- Born: Stuart Wolfenden 7 February 1970 (age 56) Rochdale, Lancashire, England
- Occupation: Actor
- Years active: 1982–present
- Height: 5 ft 9 in (1.75 m)

= Stuart Wolfenden =

English actor (born 1970)

Stuart Wolfenden (born 7 February 1970) is an English actor. He has played three different roles in Coronation Street, first as paper boy Craig Russell, then as Mark Casey and later as Greig Hodge. More recently he joined the cast of Hollyoaks as Terry Hay, the father of regular character Ste Hay.

==Early life and career==
Born 7 February 1970 in Rochdale, Lancashire; Wolfenden began acting at North Chadderton School. After starring in the stage version of Kes at age 13, he won the Best Actor under 21 award at the Grange Arts Centre in Oldham. During this time he was also an actor at the Oldham Theatre Workshop. In 1986, Wolfenden appeared in "Foul Play", an episode of the BBC One children's drama Jossy's Giants. At the age of 17 he starred alongside Sean Bean and Sheila Hancock in the BBC television film My Kingdom for a Horse (1991), playing the character of Bobby Shaw. In 2004, he starred alongside Paddy Considine and Toby Kebbell in the Shane Meadows directed film Dead Man's Shoes (2004).

==Coronation Street==
In 1986, Wolfenden appeared in Coronation Street as paperboy Craig Russell. He returned in a different role in 1989, playing Mark Casey.

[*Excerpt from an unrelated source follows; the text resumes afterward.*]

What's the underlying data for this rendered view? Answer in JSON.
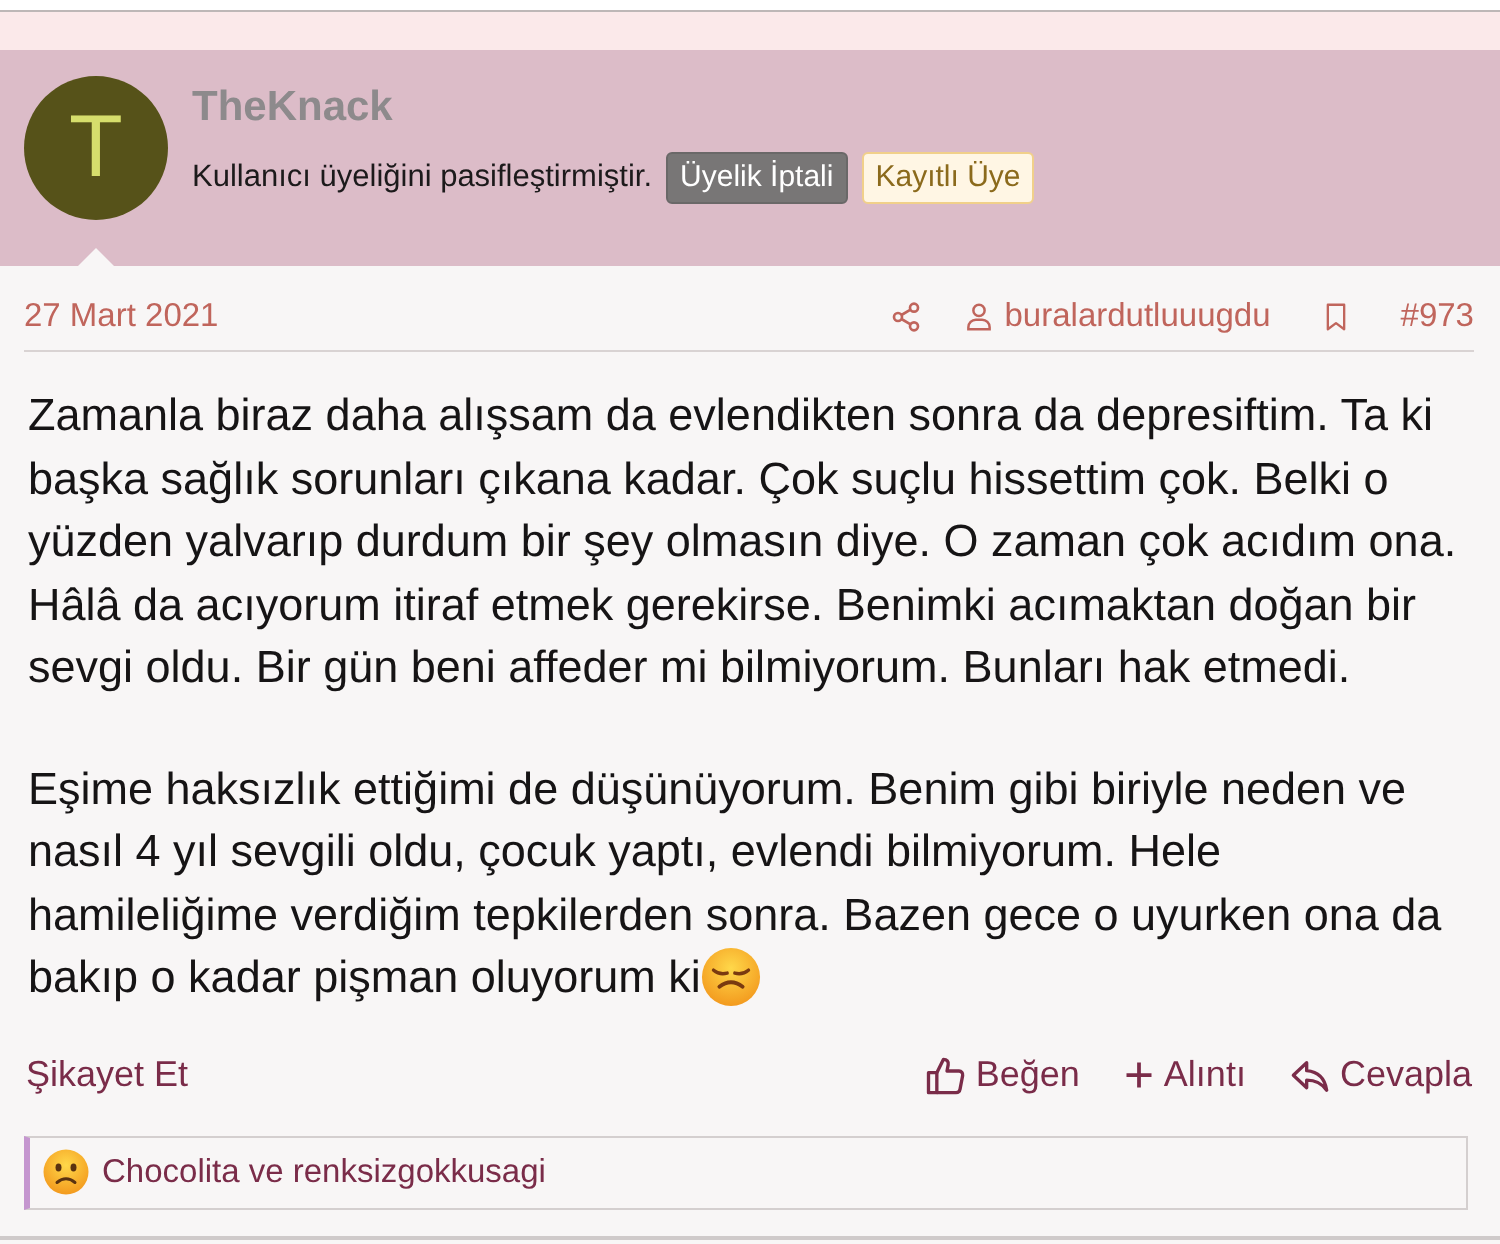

He remained on the show until 1991. Wolfenden returned to Coronation Street a third time in 2015, this time in the role of Greig Hodge.

==Later career==
Wolfenden has subsequently appeared in a number of TV shows including Blue Murder, Heartbeat, and the soap opera Emmerdale, as well as landing roles in a number of feature films including In the Name of the Father (1992), Oranges and Sunshine (2011) and Best Laid Plans (2012).